Imagine coming into the office and finding that your current work has gone missing, your valuable data has been completely disorganized and all your important files have been put in the trash. What would you do? I’m not referring to your paper trail, I am talking about what most businesses today share – the cloud.

Cloud computing, particularly file-sharing, has its own essential and unwritten code of ethics. No one appreciates an ill-mannered cloud partner. For those reasons, we have put together a few etiquette tips to help you not overstay your welcome when utilizing the cloud.

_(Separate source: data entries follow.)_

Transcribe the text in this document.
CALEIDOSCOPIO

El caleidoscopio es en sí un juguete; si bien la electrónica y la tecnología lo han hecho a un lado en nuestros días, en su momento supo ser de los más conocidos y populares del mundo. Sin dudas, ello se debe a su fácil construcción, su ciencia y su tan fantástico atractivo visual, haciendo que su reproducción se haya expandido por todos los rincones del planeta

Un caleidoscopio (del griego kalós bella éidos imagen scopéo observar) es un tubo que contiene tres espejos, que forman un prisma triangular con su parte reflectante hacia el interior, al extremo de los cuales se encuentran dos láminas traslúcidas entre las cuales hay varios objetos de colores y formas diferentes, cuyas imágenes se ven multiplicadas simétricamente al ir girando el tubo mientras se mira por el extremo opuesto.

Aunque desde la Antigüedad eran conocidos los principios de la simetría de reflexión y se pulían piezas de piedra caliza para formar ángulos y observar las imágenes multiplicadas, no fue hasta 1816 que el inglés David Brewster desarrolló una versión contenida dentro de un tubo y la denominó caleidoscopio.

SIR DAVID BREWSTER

Rule #1: Make Your Names Clear and Concise. Be as specific as possible when naming a file or a folder so that everyone sharing it has a good idea of the contents without having to dig into the file itself. When you’re creating sharable folders, name them for the project rather than the people involved, so your colleagues don’t end up with a bunch of folders in their repository all carrying their name. Consider creating a specific file-naming convention that your business uses and make sure every employee understands it to avoid any confusion.

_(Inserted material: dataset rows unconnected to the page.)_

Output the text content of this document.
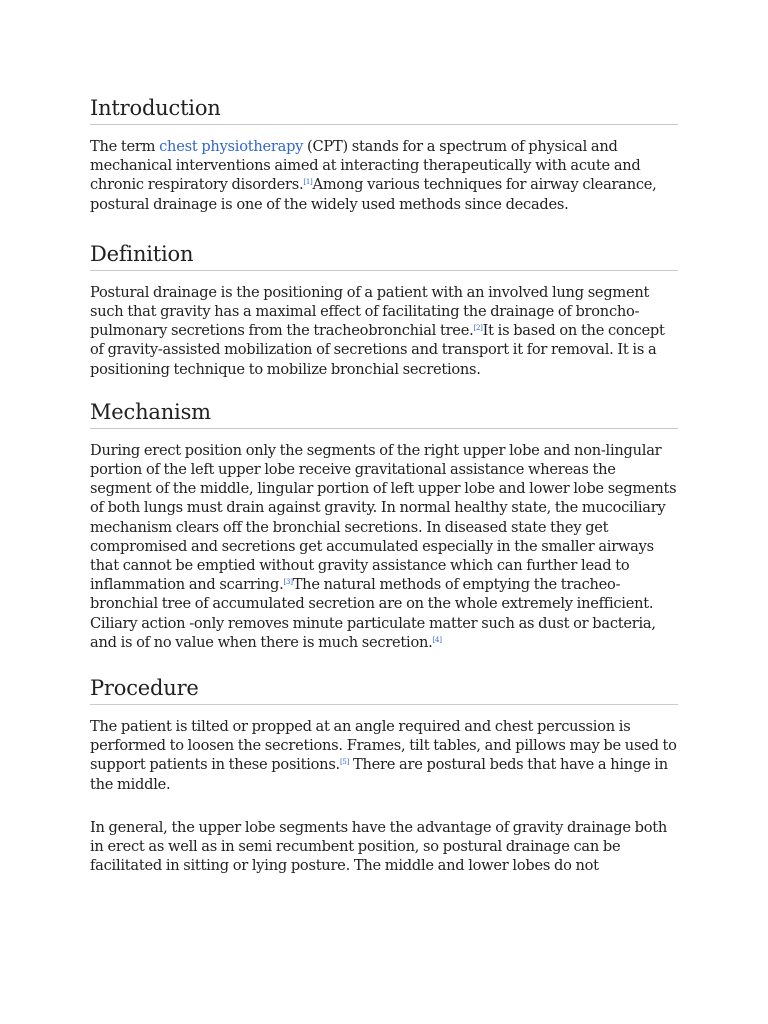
Introduction

The term chest physiotherapy (CPT) stands for a spectrum of physical and mechanical interventions aimed at interacting therapeutically with acute and chronic respiratory disorders.[1]Among various techniques for airway clearance, postural drainage is one of the widely used methods since decades.

Definition

Postural drainage is the positioning of a patient with an involved lung segment such that gravity has a maximal effect of facilitating the drainage of broncho-pulmonary secretions from the tracheobronchial tree.[2]It is based on the concept of gravity-assisted mobilization of secretions and transport it for removal. It is a positioning technique to mobilize bronchial secretions.

Mechanism

During erect position only the segments of the right upper lobe and non-lingular portion of the left upper lobe receive gravitational assistance whereas the segment of the middle, lingular portion of left upper lobe and lower lobe segments of both lungs must drain against gravity. In normal healthy state, the mucociliary mechanism clears off the bronchial secretions. In diseased state they get compromised and secretions get accumulated especially in the smaller airways that cannot be emptied without gravity assistance which can further lead to inflammation and scarring.[3]The natural methods of emptying the tracheo-bronchial tree of accumulated secretion are on the whole extremely inefficient. Ciliary action -only removes minute particulate matter such as dust or bacteria, and is of no value when there is much secretion.[4]

Procedure

The patient is tilted or propped at an angle required and chest percussion is performed to loosen the secretions. Frames, tilt tables, and pillows may be used to support patients in these positions.[5] There are postural beds that have a hinge in the middle.

In general, the upper lobe segments have the advantage of gravity drainage both in erect as well as in semi recumbent position, so postural drainage can be facilitated in sitting or lying posture. The middle and lower lobes do not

Rule #2: Ask Before You Delete! When deleting from the cloud, the files aren’t just deleted from your computer – they’re deleted from everyone’s computer sharing that file. Make sure to never delete files or folders without asking. Better yet, don’t delete anything that you didn’t create yourself. You may think that you’re clearing up some extra clutter, while in reality you’ve just killed the report your officemate has spent hours creating. If you do happen to delete something you shouldn’t, you typically have about 30 days (depending on software) to recover the file. After that, you’re on your own to deal with the missing data and any angry glances your coworkers shoot your way.

Rule #3: Size Matters. Be aware of the size of your files. Don’t add a massive 3 GB mega-file that’s going to take up all of that folder’s storage space. Bear in mind that just because you have unlimited storage does not mean everyone you’re working with does. Also, be sure to keep your data organized to avoid annoying others with unnecessary clutter. Do you have a habit of creating and sharing a bunch of notes that lead to a final project? Go ahead and delete those notes after the project’s completion, but only if you created them. See Rule #2.

Rule #4: Create Clear Permission Protocols. Not everyone in your office should have access to every file. Make sure you have clear rules when it involves sharing. File-sharing willy-nilly is akin to a house guest just handing out all of your clothes to your neighbors with no documentation about who they went to and if they’ll ever be returned. When in doubt, don’t share unless you’re the owner of a folder or file.

Rule #5: Maintain Accountability. Cloud computing works best when there is accountability. Sometimes there will be many individuals working out of the same project. It is important to keep track of who is working on which file and when, so you don’t end up with a bunch of overlapping edits or changes that you have to sort out later. Clarify out who is responsible for final updates and ultimately responsible for the files themselves.

Working together is the only way we can make #thecloud a better place. Don’t be the person no one wants to share their cloud with. Simply follow these simple etiquette tips.